The histopathology report revealed an aggressive mammary adenocarcinoma.
Catalina presented for coughing and breathing hard. I could see in the exam room that indeed, she was exerting more effort breathing than she should be for a cat at rest. I told the owner that I needed to take chest x-rays again. He consented, and the x-rays revealed the lungs to be full of multiple nodules. This was metastatic mammary adenocarcinoma. At this stage, there were no treatment options. We put Catalina to sleep, which was truly heartbreaking.
The next day, I noticed on my busy Saturday appointment book that "Big Mama" was coming in for an exam. In the appointment book, it said "weight loss and breathing hard". Oh no. I had removed an aggressive mammary carcinoma from her a few months ago. When the tumor was first noticed, it wasn't terribly big. I urged the client to schedule the appointment as soon as possible, but they somehow kept delaying the procedure. I finally managed to get them into our hospital for surgery about 2 months after the tumor was first noticed. Although Big Mama's chest was clear at the time of surgery, and the surgical margins around the tumor were free of any cancer cells, mammary tumors in cats are aggressive, and I warned the clients about the possibility of the tumor spreading.

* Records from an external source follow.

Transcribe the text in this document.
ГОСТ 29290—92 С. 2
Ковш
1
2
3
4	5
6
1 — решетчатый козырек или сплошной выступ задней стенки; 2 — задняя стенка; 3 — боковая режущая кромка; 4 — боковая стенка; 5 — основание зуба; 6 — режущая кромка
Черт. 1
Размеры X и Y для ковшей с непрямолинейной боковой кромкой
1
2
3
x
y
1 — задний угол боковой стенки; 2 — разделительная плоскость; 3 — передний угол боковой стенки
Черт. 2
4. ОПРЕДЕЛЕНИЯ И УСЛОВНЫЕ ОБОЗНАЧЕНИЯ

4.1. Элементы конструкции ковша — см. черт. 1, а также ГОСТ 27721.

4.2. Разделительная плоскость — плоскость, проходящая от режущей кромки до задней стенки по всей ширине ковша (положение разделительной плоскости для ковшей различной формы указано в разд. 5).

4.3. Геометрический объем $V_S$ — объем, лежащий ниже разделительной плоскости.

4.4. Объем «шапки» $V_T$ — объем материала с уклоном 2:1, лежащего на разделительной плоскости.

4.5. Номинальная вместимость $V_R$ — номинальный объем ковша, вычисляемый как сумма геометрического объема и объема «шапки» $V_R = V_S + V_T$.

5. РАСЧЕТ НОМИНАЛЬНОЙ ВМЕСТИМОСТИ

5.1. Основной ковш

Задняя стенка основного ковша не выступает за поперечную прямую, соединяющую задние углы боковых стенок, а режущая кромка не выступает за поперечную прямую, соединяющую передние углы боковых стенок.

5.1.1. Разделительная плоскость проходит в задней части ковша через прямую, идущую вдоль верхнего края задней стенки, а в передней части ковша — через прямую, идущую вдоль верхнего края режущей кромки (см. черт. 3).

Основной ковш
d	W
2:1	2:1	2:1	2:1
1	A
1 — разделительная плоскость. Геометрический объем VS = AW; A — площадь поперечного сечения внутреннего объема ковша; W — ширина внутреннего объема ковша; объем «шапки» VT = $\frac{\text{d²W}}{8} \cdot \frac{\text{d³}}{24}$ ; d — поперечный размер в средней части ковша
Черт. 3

I examined Big Mama, and the first thing I noticed was that Big Mama wasn't big anymore. She had lost almost 3 pounds. The owners thought it might be because they admittedly weren't being very consistent about giving Big Mama her thyroid medication. They thought her coughing and breathing hard might be due to asthma or maybe a cold. Unlike Catalina's owner who was expecting the worst, Big Mama's owner clearly was not expecting what I knew I was going to have to tell her.
I took x-rays of the cat, hoping for something not too bad, but sadly, the films were exactly like the ones I had taken of Catilina's: a chest full of nodular masses. I had to break this terrible news to the owner, who of course was shocked. Fortunately, Big Mama was still eating and wasn't in any discomfort, and we did not put her to sleep, but I fully expect to see her back in my office in, at most, a few weeks, to be put to sleep.
If you're reading this now, and you have a cat who was spayed later in life, check your cat's belly right now, for any lumps or bumps. Do this every week. Forever. For mammary tumors in cats, early detection is absolutely key to survival. If anything feels weird, notify your veterinarian immediately.